Par Rachelle PHILEAS - Rédactrice web

Vérifié par Luigi DELMET - Chef de projet éditorial

En 2025, 30 500 expulsions ont eu lieu, soit une hausse de 27% sur un an. En 2025, 30 500 expulsions ont eu lieu, soit une hausse de 27% sur un an. - Illustration : Partners Finances

En 2025, la Chambre nationale des commissaires de justice fait état de 30 500 expulsions, soit une hausse de 27 % sur un an. Pour tenter d'enrayer cette hausse, le gouvernement met en place un décret avec des mesures préventives destinées à accompagner au plus tôt les personnes confrontées à des difficultés financières.

Lorsqu'un locataire ne parvient plus à payer son loyer, la situation peut rapidement se compliquer. La procédure engagée pour traiter les impayés est souvent longue et peut s'étendre sur plusieurs mois, voire plusieurs années, lorsqu'elle est portée devant le juge.

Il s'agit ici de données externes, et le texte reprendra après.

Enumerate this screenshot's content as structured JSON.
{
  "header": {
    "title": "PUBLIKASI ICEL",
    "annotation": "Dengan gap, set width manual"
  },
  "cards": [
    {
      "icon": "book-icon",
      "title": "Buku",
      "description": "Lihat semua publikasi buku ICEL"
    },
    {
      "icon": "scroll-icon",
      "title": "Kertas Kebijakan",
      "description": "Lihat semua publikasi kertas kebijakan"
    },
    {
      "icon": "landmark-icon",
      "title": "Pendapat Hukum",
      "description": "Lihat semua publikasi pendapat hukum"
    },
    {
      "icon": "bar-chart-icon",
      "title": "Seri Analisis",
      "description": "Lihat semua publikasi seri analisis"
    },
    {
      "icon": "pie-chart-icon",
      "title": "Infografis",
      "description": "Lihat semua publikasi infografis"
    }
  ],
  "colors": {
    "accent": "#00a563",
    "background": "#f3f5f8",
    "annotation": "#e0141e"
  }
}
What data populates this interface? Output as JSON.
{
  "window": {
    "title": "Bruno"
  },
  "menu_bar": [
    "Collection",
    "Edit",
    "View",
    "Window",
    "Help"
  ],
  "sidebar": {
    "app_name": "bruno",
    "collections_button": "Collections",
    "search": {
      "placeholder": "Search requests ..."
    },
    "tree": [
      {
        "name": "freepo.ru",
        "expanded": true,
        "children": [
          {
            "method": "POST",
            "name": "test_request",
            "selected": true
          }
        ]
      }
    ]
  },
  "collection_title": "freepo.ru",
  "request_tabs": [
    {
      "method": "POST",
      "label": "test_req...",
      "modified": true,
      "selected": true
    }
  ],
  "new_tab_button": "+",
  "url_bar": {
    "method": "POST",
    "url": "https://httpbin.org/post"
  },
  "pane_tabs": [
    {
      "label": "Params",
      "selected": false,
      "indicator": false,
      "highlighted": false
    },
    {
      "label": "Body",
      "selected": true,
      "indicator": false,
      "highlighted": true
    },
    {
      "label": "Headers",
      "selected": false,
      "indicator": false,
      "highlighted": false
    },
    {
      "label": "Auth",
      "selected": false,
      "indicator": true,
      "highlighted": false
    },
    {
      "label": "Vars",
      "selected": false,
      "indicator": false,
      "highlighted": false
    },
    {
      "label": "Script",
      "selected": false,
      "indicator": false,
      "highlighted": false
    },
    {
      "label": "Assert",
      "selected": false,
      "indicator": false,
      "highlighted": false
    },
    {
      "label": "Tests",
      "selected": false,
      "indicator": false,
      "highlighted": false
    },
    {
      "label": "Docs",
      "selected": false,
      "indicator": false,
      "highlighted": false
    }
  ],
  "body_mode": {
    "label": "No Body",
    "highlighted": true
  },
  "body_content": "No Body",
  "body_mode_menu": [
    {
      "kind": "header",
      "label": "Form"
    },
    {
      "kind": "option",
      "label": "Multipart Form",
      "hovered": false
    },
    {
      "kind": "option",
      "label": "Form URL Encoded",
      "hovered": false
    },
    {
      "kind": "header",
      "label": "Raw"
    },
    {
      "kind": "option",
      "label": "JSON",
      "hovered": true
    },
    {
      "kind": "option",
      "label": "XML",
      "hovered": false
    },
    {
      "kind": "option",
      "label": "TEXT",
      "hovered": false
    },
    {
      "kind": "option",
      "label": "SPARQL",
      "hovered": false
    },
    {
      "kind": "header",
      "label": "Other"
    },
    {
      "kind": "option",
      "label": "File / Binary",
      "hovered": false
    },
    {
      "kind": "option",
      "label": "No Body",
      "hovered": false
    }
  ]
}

La première étape consiste pour le propriétaire à adresser au locataire un commandement de payer. Ce document déclenche notamment un signalement à la Commission de coordination des actions de prévention des expulsions locatives (CCAPEX).

Dans certaines situations, cette commission peut demander la réalisation d'un diagnostic social et financier (DSF) afin d'évaluer la situation du ménage avant une éventuelle audience.

Si la dette n'est pas régularisée dans les délais prévus, le bailleur peut saisir le juge pour demander la résiliation du bail. Une audience est alors organisée afin de déterminer si le contrat de location doit être maintenu ou rompu et de décider des suites à donner à la situation du locataire.

Jusqu'à présent, une personne en situation d'impayés de loyer devait généralement attendre d'être assignée devant le juge pour bénéficier d'un diagnostic social et financier (DSF). Réalisé par un travailleur social, ce document permet au magistrat d'évaluer la situation du locataire et de mieux comprendre les difficultés à l'origine des impayés avant l'audience.

Désormais, ce diagnostic peut être réalisé plus tôt dans la procédure afin de favoriser une prise en charge rapide des situations fragiles. Toutefois, si l'affaire est portée devant le tribunal et qu'aucun diagnostic n'a été établi ou mis à jour au cours des six derniers mois, un nouvel entretien peut être organisé afin de le réaliser ou de l'actualiser.

À travers ces mesures, le gouvernement cherche à prévenir les situations d'impayés et les expulsions locatives.

Plus les dettes s'accumulent, plus il devient difficile pour les ménages concernés de retrouver une situation financière stable, ce qui peut avoir des conséquences à long terme. Lors d'une demande de prêt immobilier, les banques examinent attentivement la situation financière du demandeur, notamment ses revenus, son niveau d'endettement et sa capacité à gérer son budget. Des antécédents financiers compliqués peuvent ainsi rendre l'accès au crédit plus difficile.